De las muchas imágenes y tópicos con que, desde la más tierna infancia, la Navidad encandila, masajea y, a medida que pasa el tiempo, desborda nuestra sensibilidad, hay dos escenas del relato del nacimiento de Jesús que me siguen resultando conmovedoras.
Son diversos los romances, villancicos e historietas de la historia sagrada que han recreado y adornado con singular dramatismo la escena. A la luz de la nieve, que en los tiempos míticos de la infancia llegaba siempre puntual a su cita con los días más dulces del año (¿o era solo la harina que blanqueaba los corchos de las montañas del belén?), la angustia de los padres de Jesús yendo de puerta en puerta sin que nadie les diera cobijo resultaba de una crueldad difícilmente soportable y suscitaba una infinita ternura. Crueldad y ternura, dos emociones encontradas, contradictorias, que pugnaban por tener acomodo y comprensión en la sensibilidad de los pocos años.
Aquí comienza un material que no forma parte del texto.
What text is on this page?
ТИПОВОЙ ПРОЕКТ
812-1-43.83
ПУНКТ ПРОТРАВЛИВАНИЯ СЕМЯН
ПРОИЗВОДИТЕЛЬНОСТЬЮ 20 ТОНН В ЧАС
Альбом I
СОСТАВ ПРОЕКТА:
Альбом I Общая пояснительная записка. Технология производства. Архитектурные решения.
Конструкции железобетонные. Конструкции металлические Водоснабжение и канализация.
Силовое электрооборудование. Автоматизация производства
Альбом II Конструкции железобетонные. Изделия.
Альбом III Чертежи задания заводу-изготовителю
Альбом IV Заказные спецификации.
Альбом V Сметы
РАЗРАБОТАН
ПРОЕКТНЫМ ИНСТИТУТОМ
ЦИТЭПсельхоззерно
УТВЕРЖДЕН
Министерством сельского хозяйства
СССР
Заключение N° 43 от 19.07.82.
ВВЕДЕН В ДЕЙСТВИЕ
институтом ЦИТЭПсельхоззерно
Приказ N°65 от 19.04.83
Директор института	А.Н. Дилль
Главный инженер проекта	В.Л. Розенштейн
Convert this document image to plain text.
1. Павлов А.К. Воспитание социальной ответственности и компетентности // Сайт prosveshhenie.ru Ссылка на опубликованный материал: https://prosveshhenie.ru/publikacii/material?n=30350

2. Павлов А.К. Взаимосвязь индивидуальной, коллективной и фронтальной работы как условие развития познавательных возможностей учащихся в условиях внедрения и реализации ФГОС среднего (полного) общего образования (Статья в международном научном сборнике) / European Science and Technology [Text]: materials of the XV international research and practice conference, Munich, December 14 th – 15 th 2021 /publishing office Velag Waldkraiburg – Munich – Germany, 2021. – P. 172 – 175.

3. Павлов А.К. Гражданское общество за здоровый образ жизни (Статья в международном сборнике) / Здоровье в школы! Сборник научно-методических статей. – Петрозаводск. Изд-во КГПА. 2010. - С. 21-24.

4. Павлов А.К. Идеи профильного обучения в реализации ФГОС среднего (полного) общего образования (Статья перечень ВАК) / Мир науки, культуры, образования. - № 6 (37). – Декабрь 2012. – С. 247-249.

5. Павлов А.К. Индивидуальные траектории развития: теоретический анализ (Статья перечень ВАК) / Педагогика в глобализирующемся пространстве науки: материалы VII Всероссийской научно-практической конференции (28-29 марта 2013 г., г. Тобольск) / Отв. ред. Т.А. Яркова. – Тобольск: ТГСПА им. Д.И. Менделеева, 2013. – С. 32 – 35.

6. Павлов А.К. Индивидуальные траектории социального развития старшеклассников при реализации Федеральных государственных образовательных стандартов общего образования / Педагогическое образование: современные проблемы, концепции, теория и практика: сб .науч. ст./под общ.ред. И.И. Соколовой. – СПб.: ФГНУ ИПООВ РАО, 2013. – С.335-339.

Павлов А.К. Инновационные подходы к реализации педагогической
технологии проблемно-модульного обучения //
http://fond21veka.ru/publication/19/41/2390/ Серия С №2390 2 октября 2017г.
El otro episodio navideño del que conservo vivo el recuerdo, y cuyos minuciosos ritos sigo practicando, es el de los Reyes Magos. La contemplación de las mágicas figuras de los sabios de Oriente siguiendo el brillo de la estrella por el desierto a lomos de sus camellos, además de tener por sí sola una enorme capacidad de ensoñación, estaba naturalmente asociada a la misteriosa llegada de los regalos, ese cuento prodigioso, casi exclusivo de la tradición hispánica, que quizás era la primera conspiración favorable que los adultos tramaban sobre nuestras vidas. Muchas veces, exagerando los términos de un descarado chantaje («si te portas mal, los Reyes no te traerán nada») hasta extremos capaces de dejar secuelas psicológicas. Algún colega conozco que tal vez aún no se haya repuesto de la terrible visión, a los pies de su cama, de un saco de carbón… dulce. Y otros que dedujeron que debían de ser muy malos porque sus padres eran más pobres. También tengo amigos, ya con hijos (incluso nietos), que se niegan a dejar de creer que los reyes sean… los reyes.
Para cerrar el círculo de las emociones evocadas, debo apuntar que la imagen superior, que bien podría intitularse Buscando Posada, es un detalle de un panel de azulejería talabricense del siglo XVI y puede verse en la Basílica del Prado de Talavera de la Reina, mi ciudad natal. Luintra es una pequeña localidad de la Ribeira Sacra ourensana, capital moderna del municipio de Nogueira de Ramuín, de una de cuyas aldeas provienen mis raíces gallegas.
Queda dicho: ¡Felices Fiestas!
*Navidal: un viejo profesor de lengua de mi época de bachiller, preocupado por la creciente invasión de anglicismos, batalló durante años para que esta palabra fuera adoptada por la RAE para designar las postales de felicitación navideña, en sustitución del emergente chritsmas (que viene a sonar “crisma” en el lenguaje común). Su empeño, es obvio, fue en vano. Aunque hoy el término probablemente tenga sugerencias más bien gastronómicas, me ha parecido oportuno rescatar la propuesta.